Jesse Johnston said in news:
[email protected]:
Is it possible to infect your computer with a virus through webmail?
While there are vulnerabilities when using IE to browse web sites, I doubt Yahoo's web pages incorporate nasty content. If you are worried, disable ActiveX and scripting in the Internet security zone (or set them to Prompt). For sites that you trust, and if you set ActiveX and scripting to Prompt, and if you get tired of answering the prompts for sites that you trust, put them in the Trusted security zone.
Make sure the security zone configured in your e-mail client uses the Restricted Sites security zone, and that the Restricted Sites security zone is configured for its High setting. None of the security zones will block linked images which can be used for web bugs. I use SpamPal and its HTML-Modify plug-in to eradicate linked images (along with other nasty HTML content). Good senders should be embedding images (i.e., inline) in their messages (if images are even needed).
There does seem a vulnerability in all browsers regarding an encoded inline MIME part that delivers executable code but declares a different filetype. You get an e-mail. It has a MIME part. Its disposition is "inline" which means the client is supposed to render the content of the MIME part within the body of the message when viewed rather than provide a link as an attachment. This can be used, for example, to play music while the recipient reads the e-mail. The MIME part also specifies the filename for the MIME part. I have seen inline MIME parts whose content was something *other* than the filetype specified. For example, you could get a script encoded in the MIME part that was declared a .jpg filetype which was disposition=inline (so all the protection of multiple prompts to save the attachment are bypassed).
The only way that I can think of to avoid this covert delivery of content that is different than filetype specified by a MIME part would be to:
1 - Force all inline MIME parts to change their disposition to "attach" so they become attachments and will never get rendered within the message.
2 - Sniff the contents of the MIME part to see if it indeed matched the filetype declared for the MIME part. The MIME part is interrogated enough to determine what should be its filetype. This would require a large number of content handlers so many types of content could be sniffed to determine if they were scripts, executables, JPG images, .doc files, or whatever.
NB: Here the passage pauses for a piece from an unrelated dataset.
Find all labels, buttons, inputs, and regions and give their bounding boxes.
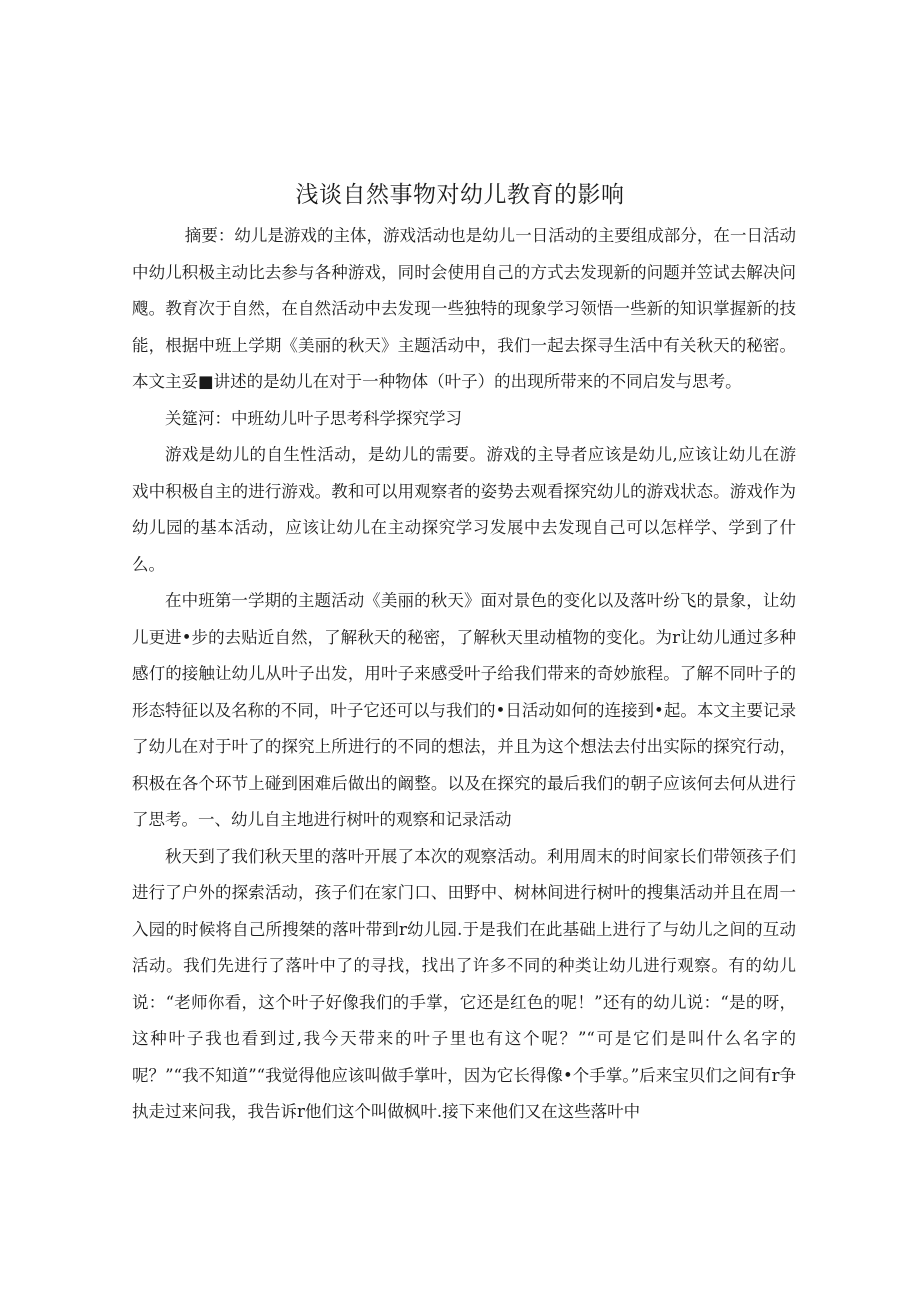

Method 1 would cause all sorts of problems amongst good senders that want to use inline MIME content. It would also violate the RFCs in corrupting e-mail content to obviate the use of inline MIME content. There are good uses for inline MIME content, but it can be abused. Method 2 requires lots of content handlers to deciper the filetype when interrogating the encoded content of a MIME part, and as a consequence adds overhead and slows rendering of the message. In Windows XP SP-2 (which, remember, is still *beta*), it looks like MIME sniffing gets added (which is part of the security zones so it is not just an IE fix, so Outlook and OE should benefit, too); see
http://www.microsoft.com/technet/prodtechnol/winxppro/maintain/sp2brows.mspx and search on "sniff" or read the section "Zone Settings for MIME Sniffing".
Do any of the other "better" browsers already provide their own MIME sniffing? If so, is there a list of what filetypes they have handlers for (so we users really know how effective is their sniffing by knowing the range of filetype handlers they can use)? If none of the other claimed better browsers included MIME sniffing on their own then they are just as vulnerable (i.e., they are in the same leaky boat as IE).